Tuesday, April 10, 2007

Another Slap to the Used/Rare Book Trade

The latest big story to rock the used and rare book world is the Post Office's decision to end international surface shipments as of mid-May: "These so-called surface deliveries have been the crucial method by which booksellers have sold books to foreign markets because the cost is about one-third that of air mail," the NYTimes reports.

USPS said that surface shipments accounted for just 2.7% of international mail, and that the demand for airmail shipments has increased. A spokeswoman told the Times "The Postal Service has a longstanding commitment to small businesses and is working to accommodate customers’ needs as the international mail changes take effect," promising "customized agreements" for "higher-volume shippers."

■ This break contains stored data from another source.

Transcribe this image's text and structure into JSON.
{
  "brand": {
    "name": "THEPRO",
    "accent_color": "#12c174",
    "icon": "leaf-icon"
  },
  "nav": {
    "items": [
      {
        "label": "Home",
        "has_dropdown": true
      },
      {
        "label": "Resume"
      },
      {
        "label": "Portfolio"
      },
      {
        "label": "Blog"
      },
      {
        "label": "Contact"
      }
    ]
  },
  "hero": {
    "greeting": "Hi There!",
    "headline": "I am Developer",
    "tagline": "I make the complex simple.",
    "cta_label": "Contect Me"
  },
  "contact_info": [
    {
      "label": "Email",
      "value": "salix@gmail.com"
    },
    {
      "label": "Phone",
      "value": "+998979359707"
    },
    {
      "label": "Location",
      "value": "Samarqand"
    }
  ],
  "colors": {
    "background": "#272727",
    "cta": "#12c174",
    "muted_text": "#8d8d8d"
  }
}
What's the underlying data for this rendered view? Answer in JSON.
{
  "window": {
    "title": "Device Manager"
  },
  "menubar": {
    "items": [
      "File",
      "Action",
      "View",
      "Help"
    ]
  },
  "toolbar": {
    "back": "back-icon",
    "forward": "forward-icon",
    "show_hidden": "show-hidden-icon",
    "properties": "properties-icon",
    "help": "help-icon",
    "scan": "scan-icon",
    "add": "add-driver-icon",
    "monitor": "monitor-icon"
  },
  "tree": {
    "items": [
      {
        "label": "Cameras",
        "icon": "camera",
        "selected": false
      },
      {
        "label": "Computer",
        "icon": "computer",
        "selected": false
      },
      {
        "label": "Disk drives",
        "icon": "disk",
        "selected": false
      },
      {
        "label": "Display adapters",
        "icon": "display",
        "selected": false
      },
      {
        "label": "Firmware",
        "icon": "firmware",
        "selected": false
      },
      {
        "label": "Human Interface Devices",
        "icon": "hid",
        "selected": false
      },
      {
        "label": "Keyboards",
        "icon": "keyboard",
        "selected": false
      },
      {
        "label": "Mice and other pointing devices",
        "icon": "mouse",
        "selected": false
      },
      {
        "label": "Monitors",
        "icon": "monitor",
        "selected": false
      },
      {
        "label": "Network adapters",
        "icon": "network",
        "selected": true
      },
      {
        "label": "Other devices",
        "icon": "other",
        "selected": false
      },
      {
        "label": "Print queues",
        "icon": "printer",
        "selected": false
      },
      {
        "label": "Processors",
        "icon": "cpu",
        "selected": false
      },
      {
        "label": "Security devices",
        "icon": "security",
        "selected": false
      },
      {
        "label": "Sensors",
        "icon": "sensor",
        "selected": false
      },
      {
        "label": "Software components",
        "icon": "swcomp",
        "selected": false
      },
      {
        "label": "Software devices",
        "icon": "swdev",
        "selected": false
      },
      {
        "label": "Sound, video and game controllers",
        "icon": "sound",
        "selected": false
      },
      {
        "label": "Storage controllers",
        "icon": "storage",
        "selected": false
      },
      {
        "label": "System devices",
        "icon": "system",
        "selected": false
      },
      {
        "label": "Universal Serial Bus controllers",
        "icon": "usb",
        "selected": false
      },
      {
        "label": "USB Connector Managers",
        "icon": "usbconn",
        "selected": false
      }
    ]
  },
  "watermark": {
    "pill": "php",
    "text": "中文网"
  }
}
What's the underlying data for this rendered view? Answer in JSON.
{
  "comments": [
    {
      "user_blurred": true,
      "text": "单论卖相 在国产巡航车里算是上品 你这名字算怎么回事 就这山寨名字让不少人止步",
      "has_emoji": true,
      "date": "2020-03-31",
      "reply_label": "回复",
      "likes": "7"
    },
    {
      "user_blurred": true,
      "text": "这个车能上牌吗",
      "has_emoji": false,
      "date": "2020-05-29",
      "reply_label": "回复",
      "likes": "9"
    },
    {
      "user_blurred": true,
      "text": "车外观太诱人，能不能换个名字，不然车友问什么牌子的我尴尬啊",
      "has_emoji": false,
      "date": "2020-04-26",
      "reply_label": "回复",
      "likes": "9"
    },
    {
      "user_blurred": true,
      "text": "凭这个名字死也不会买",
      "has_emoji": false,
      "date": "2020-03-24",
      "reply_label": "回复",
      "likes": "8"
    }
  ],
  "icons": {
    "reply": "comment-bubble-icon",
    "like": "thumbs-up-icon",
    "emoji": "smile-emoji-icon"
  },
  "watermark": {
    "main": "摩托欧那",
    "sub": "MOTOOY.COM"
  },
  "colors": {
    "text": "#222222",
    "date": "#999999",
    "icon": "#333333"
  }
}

But there will likely be no "customized agreements" for the used/rare booksellers who may make just a few international sales per month where the customer wants surface shipment rather than airmail. A few, maybe, but usually fairly important nonetheless. One bookseller says "I think the Postal Service dangled that to defuse any pushback. If they were really serious about this, they would’ve pushed back the cancellation of surface mail until they could incorporate these other standards."

A surprisingly detailed and comprehensive article from the Times about this, kudos to Bob Tedeschi for a nice job done. This decision will undoubtedly have a major ripple affect across the book world, and the trend will certainly be worth keeping an eye on.